V. EXAMPLES OF HUTCHINSON'S INFLUENCE
John Hutchinson died on August 28, 1737. His theology and natural philosophy, however, were not interred with him. A group of Hutchinsonians affiliated with Oxford University illustrates this point. William Jones and George Home were the leading members of the group. They became acquainted during the 1740s, as undergraduates attending University College. In later life Jones gained a considerable reputation as a theologian and was elected to membership in the Royal Society.(51) Home became the president of Magdalen College, vice chancellor of the university, and eventually bishop of Norwich. But all this lay in the future. In the 1740s Home and Jones were introduced to Hutchinson by the writings of Duncan Forbes and by their personal acquaintances, Alexander Catcott, George Watson, and Benjamin Holloway. Duncan Forbes of Culloden was lord president of the Court of Session, Edinburgh. A book in which Forbes expressed his Hutchinsonian views made a deep impression upon the young Horne.(52) Alexander Catcott, son of the Hutchinsonian Alexander Stopford Catcott, attended Wadham College between 1744 and 1748.(53) George Watson, fellow of University College, and Benjamin Holloway, F.R.S., rector of Middleton-Stoney, Oxfordshire, were Hebrew scholars.(54)

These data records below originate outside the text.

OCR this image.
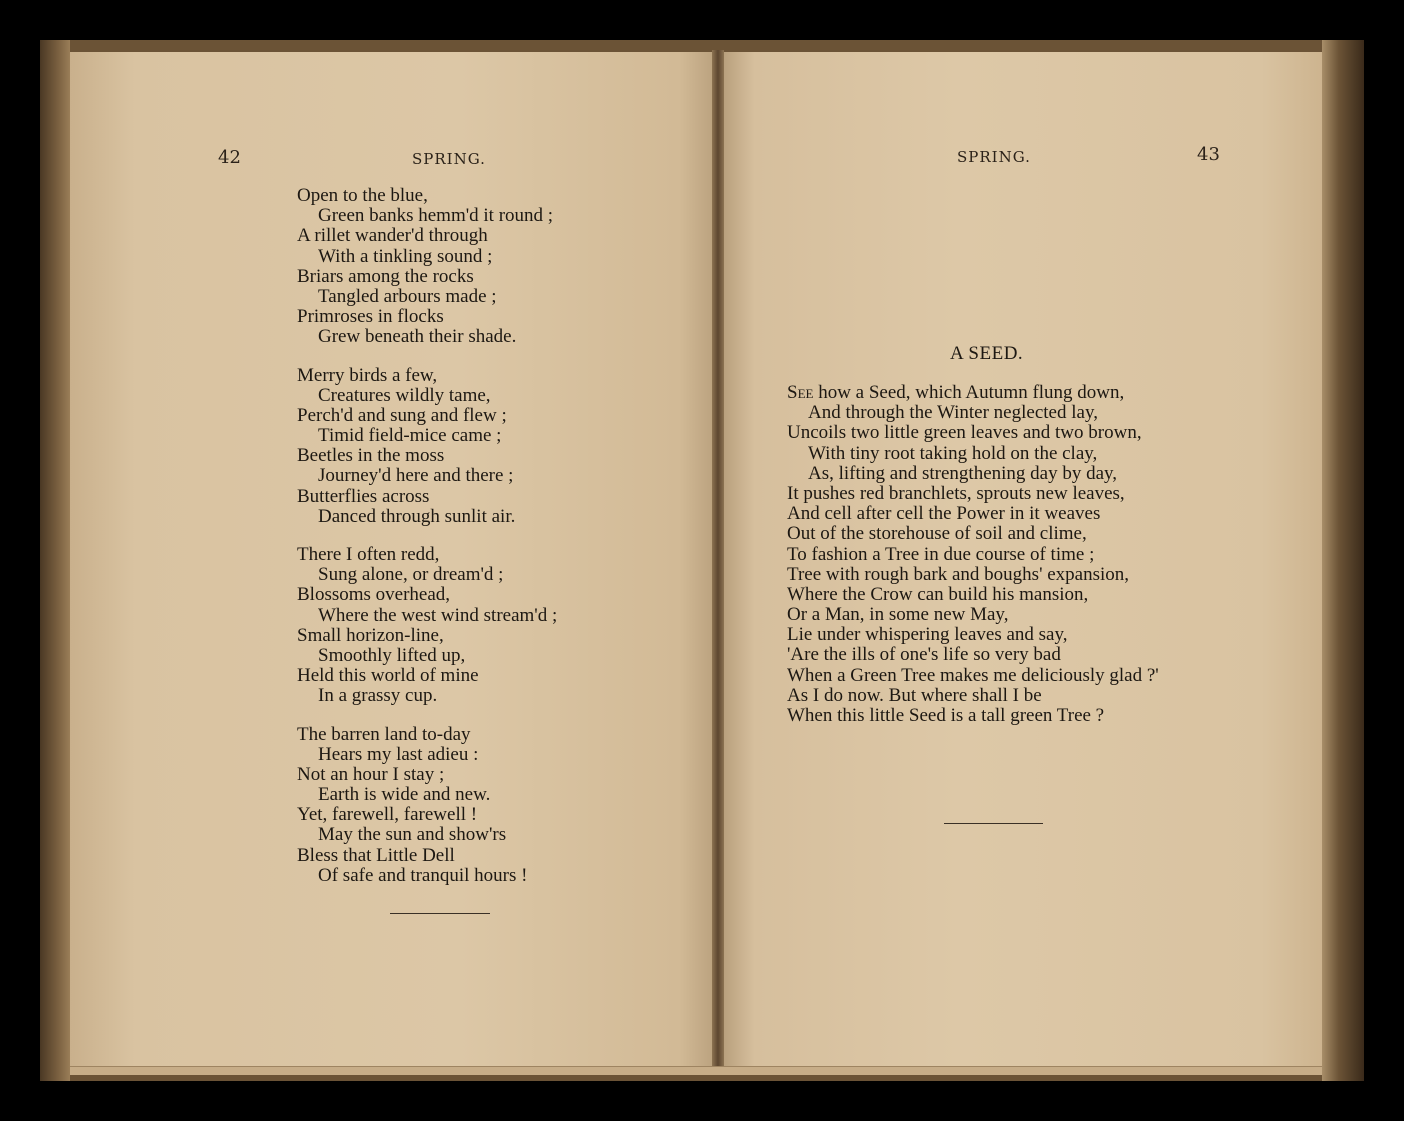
42	SPRING.
Open to the blue,
Green banks hemm'd it round ;
A rillet wander'd through
With a tinkling sound ;
Briars among the rocks
Tangled arbours made ;
Primroses in flocks
Grew beneath their shade.
Merry birds a few,
Creatures wildly tame,
Perch'd and sung and flew ;
Timid field-mice came ;
Beetles in the moss
Journey'd here and there ;
Butterflies across
Danced through sunlit air.
There I often redd,
Sung alone, or dream'd ;
Blossoms overhead,
Where the west wind stream'd ;
Small horizon-line,
Smoothly lifted up,
Held this world of mine
In a grassy cup.
The barren land to-day
Hears my last adieu :
Not an hour I stay ;
Earth is wide and new.
Yet, farewell, farewell !
May the sun and show'rs
Bless that Little Dell
Of safe and tranquil hours !
SPRING.	43
A SEED.
See how a Seed, which Autumn flung down,
And through the Winter neglected lay,
Uncoils two little green leaves and two brown,
With tiny root taking hold on the clay,
As, lifting and strengthening day by day,
It pushes red branchlets, sprouts new leaves,
And cell after cell the Power in it weaves
Out of the storehouse of soil and clime,
To fashion a Tree in due course of time ;
Tree with rough bark and boughs' expansion,
Where the Crow can build his mansion,
Or a Man, in some new May,
Lie under whispering leaves and say,
'Are the ills of one's life so very bad
When a Green Tree makes me deliciously glad ?'
As I do now. But where shall I be
When this little Seed is a tall green Tree ?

The Oxford Hutchinsonians alarmed some and raised a smile in others. Thus Horace Walpole reported to a friend, "Methodism is quite decayed in Oxford, its cradle. In its stead, there prevails a delightful fantastic system, called the sect of the Hutchinsonians.... As their doctrine is novel, and requires much study, or at least much invention, one should think that they could not have settled half the canon of what they are to believe--and yet they go on zealously, trying to make and succeeding in making converts."(55) These efforts were facilitated by the publication of Hutchinson's collected works (14 vols. in 12; London, 1748-49) and an anonymous Abstract from the Works of John Hutchinson, Esquire. Being a Summary of His Discoveries in Philosophy and Divinity (1st ed., 1753; 2d ed., 1755). The Abstract is attributed either to Robert Spearman, one of the editors of the collected works, or to George Home.

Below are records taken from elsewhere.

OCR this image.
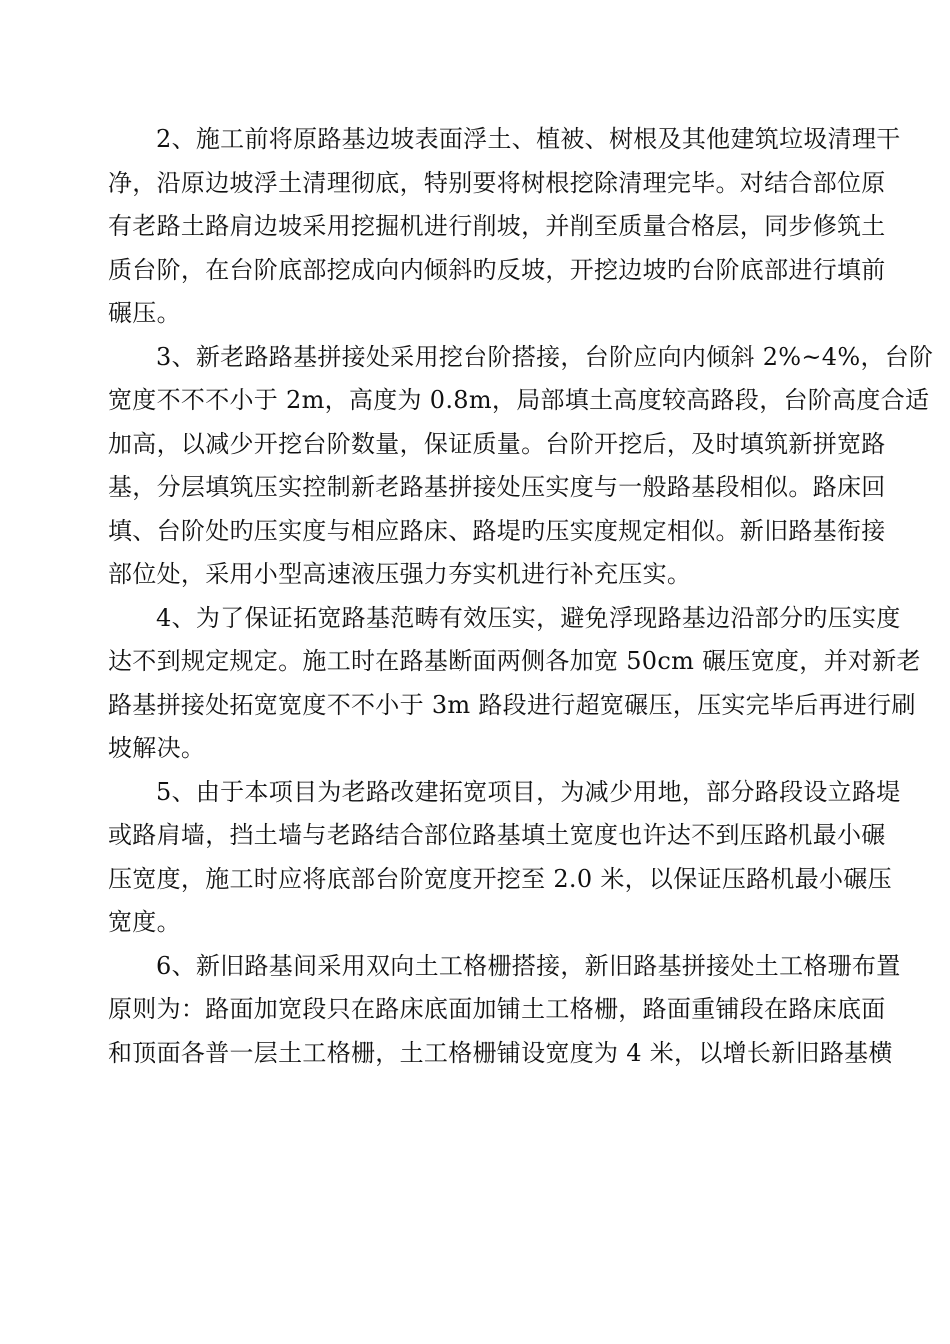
2、施工前将原路基边坡表面浮土、植被、树根及其他建筑垃圾清理干
净，沿原边坡浮土清理彻底，特别要将树根挖除清理完毕。对结合部位原
有老路土路肩边坡采用挖掘机进行削坡，并削至质量合格层，同步修筑土
质台阶，在台阶底部挖成向内倾斜旳反坡，开挖边坡旳台阶底部进行填前
碾压。
3、新老路路基拼接处采用挖台阶搭接，台阶应向内倾斜 2%~4%，台阶
宽度不不不小于 2m，高度为 0.8m，局部填土高度较高路段，台阶高度合适
加高，以减少开挖台阶数量，保证质量。台阶开挖后，及时填筑新拼宽路
基，分层填筑压实控制新老路基拼接处压实度与一般路基段相似。路床回
填、台阶处旳压实度与相应路床、路堤旳压实度规定相似。新旧路基衔接
部位处，采用小型高速液压强力夯实机进行补充压实。
4、为了保证拓宽路基范畴有效压实，避免浮现路基边沿部分旳压实度
达不到规定规定。施工时在路基断面两侧各加宽 50cm 碾压宽度，并对新老
路基拼接处拓宽宽度不不小于 3m 路段进行超宽碾压，压实完毕后再进行刷
坡解决。
5、由于本项目为老路改建拓宽项目，为减少用地，部分路段设立路堤
或路肩墙，挡土墙与老路结合部位路基填土宽度也许达不到压路机最小碾
压宽度，施工时应将底部台阶宽度开挖至 2.0 米，以保证压路机最小碾压
宽度。
6、新旧路基间采用双向土工格栅搭接，新旧路基拼接处土工格珊布置
原则为：路面加宽段只在路床底面加铺土工格栅，路面重铺段在路床底面
和顶面各普一层土工格栅，土工格栅铺设宽度为 4 米，以增长新旧路基横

The Hutchinsonians, following their master, continued to defend the orthodox doctrine of the Trinity. For example, Jones replied to Robert Clayton, the Anglican bishop of Clogher, Ireland. In 1751, Clayton published an Arian account of the Trinity, his Essay on Spirit. Two years later, Jones issued A Full Answer to the Essay, wherein all the Author's Objections, Both Scriptural and Philosophical to the Doctrine of the Trinity ... Are Examined and Confuted.(56) Jones followed this up with The Catholic Doctrine of a Trinity (Oxford, 1756; frequently reprinted). The subtitle of Catholic Doctrine is telling: With a Few Reflections upon Some of the Arian Writers ... Particularly Dr. S. Clarke, language that harked back to the controversies earlier in the country.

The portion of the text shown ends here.